The final requirement for effective learning is to introduce a linear/non-linear activation for each output. In the case of the coaptation area, a rectified linear unit (ReLU) is the best fit, since the coaptation area is always non-negative. The ReLU function is represented as follows:

$${Re}LU(x)=\,{\max }(x,0).$$
(2)

On the contrary, deformations of the leaflets could be negative at some locations, which makes ReLU a bad fit to use as an activation function for this output. Hence, linear activation function is used for the deformations. In the next subsection we outline the details of training the proposed network architecture.

#### Training algorithm

In the previous two subsections, we explained the embedding of the different physical attributes in the data representation and the machine learning model to enable effective learning. This is required for effective learning since the sample complexity and time complexity are still a challenge. Although compute capability is abundant especially with the advent of GPUs, there are still limitations on the amount of data that can be generated in a viable time frame, specifically when the data is generated from computationally heavy simulations. Hence, embedding the physical attributes in different possible ways is required for effective machine learning methods. In addition, this helps us leverage some of our physical understanding of the process, thereby reducing the learning complexity for the machine learning network.
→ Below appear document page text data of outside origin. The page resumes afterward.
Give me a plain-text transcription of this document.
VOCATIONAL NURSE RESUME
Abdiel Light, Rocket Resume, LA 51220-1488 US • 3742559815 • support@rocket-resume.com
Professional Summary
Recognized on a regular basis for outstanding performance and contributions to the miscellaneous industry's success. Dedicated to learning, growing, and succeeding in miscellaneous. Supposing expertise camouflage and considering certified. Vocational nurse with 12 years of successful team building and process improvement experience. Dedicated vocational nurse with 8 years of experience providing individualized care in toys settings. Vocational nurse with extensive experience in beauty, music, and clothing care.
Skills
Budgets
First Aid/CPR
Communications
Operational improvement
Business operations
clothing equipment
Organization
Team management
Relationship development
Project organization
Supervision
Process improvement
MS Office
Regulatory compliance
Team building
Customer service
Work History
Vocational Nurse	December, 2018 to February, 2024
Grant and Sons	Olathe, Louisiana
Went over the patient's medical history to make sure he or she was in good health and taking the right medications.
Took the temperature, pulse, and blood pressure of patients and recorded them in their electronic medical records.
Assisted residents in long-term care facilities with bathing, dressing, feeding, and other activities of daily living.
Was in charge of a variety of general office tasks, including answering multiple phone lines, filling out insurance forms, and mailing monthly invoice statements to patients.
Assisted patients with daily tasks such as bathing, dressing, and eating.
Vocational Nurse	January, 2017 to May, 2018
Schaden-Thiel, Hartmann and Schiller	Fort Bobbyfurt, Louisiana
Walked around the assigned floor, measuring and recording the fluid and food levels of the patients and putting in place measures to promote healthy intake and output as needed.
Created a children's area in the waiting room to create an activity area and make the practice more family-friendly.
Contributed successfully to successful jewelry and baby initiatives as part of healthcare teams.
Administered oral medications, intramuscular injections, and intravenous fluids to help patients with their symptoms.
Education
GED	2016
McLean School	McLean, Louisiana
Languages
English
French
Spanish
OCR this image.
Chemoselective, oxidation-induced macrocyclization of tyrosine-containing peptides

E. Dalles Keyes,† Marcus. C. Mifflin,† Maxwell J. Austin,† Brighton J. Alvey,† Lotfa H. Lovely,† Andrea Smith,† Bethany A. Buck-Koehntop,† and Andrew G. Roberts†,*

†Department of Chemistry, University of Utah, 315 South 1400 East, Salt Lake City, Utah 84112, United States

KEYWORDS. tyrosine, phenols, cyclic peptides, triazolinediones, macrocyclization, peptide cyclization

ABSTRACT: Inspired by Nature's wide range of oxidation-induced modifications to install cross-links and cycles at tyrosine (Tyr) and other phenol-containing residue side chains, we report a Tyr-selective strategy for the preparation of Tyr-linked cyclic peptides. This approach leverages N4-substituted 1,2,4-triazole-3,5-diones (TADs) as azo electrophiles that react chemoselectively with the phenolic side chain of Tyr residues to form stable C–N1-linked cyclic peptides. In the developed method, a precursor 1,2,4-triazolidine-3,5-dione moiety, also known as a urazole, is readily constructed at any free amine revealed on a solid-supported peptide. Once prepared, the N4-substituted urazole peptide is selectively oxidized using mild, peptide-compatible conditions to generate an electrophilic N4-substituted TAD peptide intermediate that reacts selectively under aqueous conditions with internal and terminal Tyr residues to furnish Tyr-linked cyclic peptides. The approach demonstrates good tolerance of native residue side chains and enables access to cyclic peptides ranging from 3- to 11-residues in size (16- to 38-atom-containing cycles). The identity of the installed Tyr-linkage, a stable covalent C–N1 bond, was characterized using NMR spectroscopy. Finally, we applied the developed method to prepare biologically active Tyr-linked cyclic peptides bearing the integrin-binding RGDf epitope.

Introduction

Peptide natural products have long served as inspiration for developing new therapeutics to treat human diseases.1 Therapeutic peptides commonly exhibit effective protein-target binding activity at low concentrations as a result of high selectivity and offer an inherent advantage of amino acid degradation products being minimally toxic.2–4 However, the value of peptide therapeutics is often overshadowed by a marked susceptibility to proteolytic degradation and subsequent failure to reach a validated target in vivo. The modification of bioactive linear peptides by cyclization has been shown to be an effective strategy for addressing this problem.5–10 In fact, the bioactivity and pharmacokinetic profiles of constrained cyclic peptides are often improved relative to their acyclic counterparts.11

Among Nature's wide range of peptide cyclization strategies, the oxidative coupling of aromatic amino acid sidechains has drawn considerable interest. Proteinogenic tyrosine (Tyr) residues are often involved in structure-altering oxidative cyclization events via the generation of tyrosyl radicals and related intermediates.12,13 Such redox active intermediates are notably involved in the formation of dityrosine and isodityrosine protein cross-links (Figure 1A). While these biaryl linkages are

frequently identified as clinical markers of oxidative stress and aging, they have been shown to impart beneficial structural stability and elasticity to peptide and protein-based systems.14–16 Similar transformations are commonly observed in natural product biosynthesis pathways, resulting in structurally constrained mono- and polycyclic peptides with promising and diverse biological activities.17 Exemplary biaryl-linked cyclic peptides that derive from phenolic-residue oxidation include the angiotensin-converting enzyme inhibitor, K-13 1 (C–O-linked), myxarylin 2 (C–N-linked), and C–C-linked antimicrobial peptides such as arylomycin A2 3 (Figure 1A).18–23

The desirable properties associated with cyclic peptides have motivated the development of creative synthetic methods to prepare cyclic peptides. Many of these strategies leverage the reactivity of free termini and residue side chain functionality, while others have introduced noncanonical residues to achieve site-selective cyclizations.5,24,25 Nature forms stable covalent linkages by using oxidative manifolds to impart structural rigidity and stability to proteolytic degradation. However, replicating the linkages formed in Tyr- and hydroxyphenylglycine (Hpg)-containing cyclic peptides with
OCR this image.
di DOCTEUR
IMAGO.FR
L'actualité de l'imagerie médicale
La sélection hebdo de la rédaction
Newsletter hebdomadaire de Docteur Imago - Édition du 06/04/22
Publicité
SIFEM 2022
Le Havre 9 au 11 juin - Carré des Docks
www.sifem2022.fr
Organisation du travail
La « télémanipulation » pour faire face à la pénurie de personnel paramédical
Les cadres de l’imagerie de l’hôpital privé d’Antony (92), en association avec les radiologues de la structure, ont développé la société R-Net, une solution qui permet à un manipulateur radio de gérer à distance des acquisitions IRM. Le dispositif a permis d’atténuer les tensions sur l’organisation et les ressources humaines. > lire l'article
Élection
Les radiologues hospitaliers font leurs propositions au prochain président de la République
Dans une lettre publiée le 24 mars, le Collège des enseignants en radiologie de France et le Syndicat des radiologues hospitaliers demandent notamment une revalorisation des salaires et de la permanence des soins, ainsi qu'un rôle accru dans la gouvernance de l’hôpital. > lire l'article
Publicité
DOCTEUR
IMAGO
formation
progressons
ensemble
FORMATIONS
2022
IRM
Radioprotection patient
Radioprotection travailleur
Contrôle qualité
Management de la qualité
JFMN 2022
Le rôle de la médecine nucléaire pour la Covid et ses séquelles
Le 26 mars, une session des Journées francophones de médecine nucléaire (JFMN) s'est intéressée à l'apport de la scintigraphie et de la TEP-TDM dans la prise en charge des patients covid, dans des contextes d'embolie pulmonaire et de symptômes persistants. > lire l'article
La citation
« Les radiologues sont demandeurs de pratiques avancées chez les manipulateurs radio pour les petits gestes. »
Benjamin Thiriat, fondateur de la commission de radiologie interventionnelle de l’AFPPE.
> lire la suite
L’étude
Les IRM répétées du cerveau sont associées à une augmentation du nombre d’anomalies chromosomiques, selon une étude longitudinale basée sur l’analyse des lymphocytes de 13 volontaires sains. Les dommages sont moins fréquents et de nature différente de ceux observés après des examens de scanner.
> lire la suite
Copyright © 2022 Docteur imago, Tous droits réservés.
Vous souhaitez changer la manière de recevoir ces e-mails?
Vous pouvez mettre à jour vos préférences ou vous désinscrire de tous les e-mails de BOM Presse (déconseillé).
Another important physical characteristics that we need to embed are the essential boundary conditions imposed on the geometry for valve closure. Fixed boundary conditions affect the deformation of the BHV simulations. While the fixed node has zero deformation, achieving zero predicted deformation up to an arbitrary precision is numerically difficult. Further, if the back-propagation algorithm tries to achieve that, the nodes with non-zero deformation are affected, making the overall deformation difficult to learn. We deal with fixed boundary conditions by weighing the loss with the true deformations. If the original loss function used is l, the modified loss function is

$${l}_{bc}=\text{abs}(\frac{{u}_{true}}{\text{max}(\text{abs}({u}_{true}))})\,l,$$
(3)

where lbc represents the boundary condition incorporated loss function and u represent the displacements. In practice, we use l to be mean squared error:

$$l=\frac{1}{|{\mathscr{D}}|}\,\sum _{k\ast {\mathscr{D}}}\,{({u}_{pre{d}_{k}}-{u}_{tru{e}_{k}})}^{2},$$
(4)

where $${\mathscr{D}}$$ is the dataset to learn from, $$|{\mathscr{D}}|$$ is the number of data points used for training and upred and utrue represent the predicted and true displacements respectively.

In order to improve the sample complexity, we also perform data augmentation68. Using arbitrary scalar values, we shift the BHV models to generate modified control points of a new BHV, which augment the original training data. We make use of a parametric BHV design algorithm (see Supplement) to generate different valve geometries. These valve geometries, along with different valve material properties and aortic pressures, are used to simulate valve closure using isogeometric analysis. Part (60%) of the simulated deformed geometries along with their calculated coaptation area are used as data for training the DLFEA framework. Of the remaining data, 20% was used for validation and 20% for testing.